· 

カウンセリングにおける応答とプロセス

 キャリアの資格には、国家資格キャリアコンサルタント(以下、国キャリコン)と同じく国家資格であるが「技能士」としての位置づけであるキャリアコンサルティング技能士2・1級(以下、技能士2級・1級)がある。それぞれの資格試験の構成は同じであるが、各段階の資格毎に求められる要件が異なる。(キャリコンサルティング協議会参照:https://www.career-cc.org/

 

 この各実技試験の中の面接試験として、「15分」、「20分」、「30分」のロールプレイがある。ただし、意外に受験者には知られてないが、各資格の「受験概要」記載内の「面接試験」の記載の最後の部分には、『・・・ような応答、プロセスを心がけてください。』と共通して記載されている。(注:技能士1級試験は、「・・・具体的な指導を行うよう心がけてください。」という記載で他の2つの資格とは記載が異なる。)

 

 国キャリコンと技能士2級試験の面接官は、受験者が相談者(役)と行うロールプレイで、各々の資格に求められている「応答とプロセス」の手法をどこまで、具体的なスタイルとして自分のモノにしているかは大切な部分である。

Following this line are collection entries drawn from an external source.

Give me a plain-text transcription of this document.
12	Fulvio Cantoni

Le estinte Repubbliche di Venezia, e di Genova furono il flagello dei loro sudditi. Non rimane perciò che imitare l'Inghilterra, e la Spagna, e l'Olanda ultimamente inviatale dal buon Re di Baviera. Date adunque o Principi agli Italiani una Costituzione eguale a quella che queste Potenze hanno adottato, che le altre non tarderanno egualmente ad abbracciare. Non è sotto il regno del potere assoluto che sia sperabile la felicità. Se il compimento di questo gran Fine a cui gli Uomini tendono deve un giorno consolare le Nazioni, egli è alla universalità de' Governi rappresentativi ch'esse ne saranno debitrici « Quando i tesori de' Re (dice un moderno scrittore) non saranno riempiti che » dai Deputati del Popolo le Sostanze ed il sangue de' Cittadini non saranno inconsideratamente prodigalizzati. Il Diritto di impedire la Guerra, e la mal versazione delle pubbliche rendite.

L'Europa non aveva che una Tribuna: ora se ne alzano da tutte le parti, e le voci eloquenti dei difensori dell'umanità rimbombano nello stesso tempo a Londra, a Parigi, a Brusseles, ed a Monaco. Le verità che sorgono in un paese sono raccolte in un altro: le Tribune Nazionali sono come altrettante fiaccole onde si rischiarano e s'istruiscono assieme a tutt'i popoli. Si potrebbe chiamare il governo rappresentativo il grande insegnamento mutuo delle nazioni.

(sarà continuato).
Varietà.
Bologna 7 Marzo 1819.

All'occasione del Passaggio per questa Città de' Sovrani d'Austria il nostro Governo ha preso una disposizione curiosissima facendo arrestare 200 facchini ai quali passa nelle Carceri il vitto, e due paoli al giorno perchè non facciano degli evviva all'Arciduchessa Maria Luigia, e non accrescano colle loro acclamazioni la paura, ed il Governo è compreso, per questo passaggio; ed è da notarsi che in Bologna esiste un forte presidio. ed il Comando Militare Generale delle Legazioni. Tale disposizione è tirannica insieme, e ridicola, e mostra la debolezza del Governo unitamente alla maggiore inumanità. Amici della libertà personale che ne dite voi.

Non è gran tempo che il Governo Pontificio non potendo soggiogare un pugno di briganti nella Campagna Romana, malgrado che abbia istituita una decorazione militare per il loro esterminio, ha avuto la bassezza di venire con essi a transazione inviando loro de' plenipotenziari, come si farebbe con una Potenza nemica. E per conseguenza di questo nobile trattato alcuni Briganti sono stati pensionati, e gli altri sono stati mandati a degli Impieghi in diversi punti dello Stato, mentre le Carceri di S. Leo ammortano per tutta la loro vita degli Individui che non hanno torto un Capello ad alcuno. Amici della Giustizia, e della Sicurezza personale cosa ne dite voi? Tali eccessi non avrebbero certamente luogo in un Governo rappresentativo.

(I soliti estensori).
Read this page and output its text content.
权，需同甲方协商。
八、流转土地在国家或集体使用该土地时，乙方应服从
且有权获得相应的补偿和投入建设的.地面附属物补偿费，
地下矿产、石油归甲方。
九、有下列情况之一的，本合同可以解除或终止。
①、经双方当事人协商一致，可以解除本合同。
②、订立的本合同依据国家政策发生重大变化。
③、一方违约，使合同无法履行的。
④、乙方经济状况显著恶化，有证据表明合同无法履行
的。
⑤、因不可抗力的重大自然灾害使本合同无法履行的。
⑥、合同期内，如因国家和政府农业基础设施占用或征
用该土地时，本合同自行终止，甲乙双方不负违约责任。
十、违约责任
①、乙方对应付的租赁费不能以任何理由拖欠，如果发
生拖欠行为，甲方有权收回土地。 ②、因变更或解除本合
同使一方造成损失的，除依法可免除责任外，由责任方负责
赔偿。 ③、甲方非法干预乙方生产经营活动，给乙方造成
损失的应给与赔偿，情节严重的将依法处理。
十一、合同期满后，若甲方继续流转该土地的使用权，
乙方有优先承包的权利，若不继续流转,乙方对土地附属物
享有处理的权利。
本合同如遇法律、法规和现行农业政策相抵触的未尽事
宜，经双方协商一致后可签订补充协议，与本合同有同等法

 また、この「応答とプロセス」にて、自分のカウンセリングスタイルとして恒常的に修得できれば、自分自身の生み出したカウンセリングの「型(フォーム)」として、合格後の現場でも強い味方となる。

 

 この「応答」「プロセス」について本日は書いてみたい。

 まず、「応答」、だれとの応答か?、当然、目の前の相談者(役)との一言一句の応答であろう。皆さんの頭に浮かぶイメージとしては、「関係構築」、「傾聴」と行く言葉が直感的に浮かぶかもしれない。この部分で学ぶときによく引き合いに出されるのが、アイビーのマイクロカウンセリング技法(下図)である。

 資格試験の場合は、初回面談(インテーク面談)の最初の15分または20分の想定で行われる。

 したがって、マイクロカウンセリングのよく見る三角形の下段の「傾聴の連鎖」という部分を意識して、自分の感覚で出来るようにロープレ練習を繰り返す。これは、基本ではあるが、何年、何十年の経験を積んでも、各経験に応じた深い気づきや課題に気づかされる。

 

 次にもうひとつの「プロセス」である。これは、相談者(役)と一緒に作り上げていく面談を進めて行くまさしくプロセスである。これで有名なのは、國分先生の「コーヒーカップ理論」や、キャリアコンサルティング以外の対人支援専門分野でも広く知られている「システマティックアプローチ」があげられる。

 資格試験で意識したい「システマティックアプローチ」は、以下の流れである。

 ・関係構築(ラポール形成)

 ・問題把握(相談者視点の問題、キャリアコンサルタント視点の問題)

 ・目標設定 

 ・方策実行

 ・振り返り(レフレクション)

 

 国キャリコンであれば、ロールプレイ15分間で、目標設定の前までには到達したいという感じであろうか。

 また、技能士2級であれば、ロールプレイ20分間で、目標設定は確実にし、その後の方策を一つぐらいは出来れば良いというイメージであろうか。この15分または20分間の試験でのロールプレイを進めて行くうえで、このプロセスの考え方はとても役に立つし、自分の実践の場でのカウンセリング・フォーム(型)の修得にとても有効だと考えられる。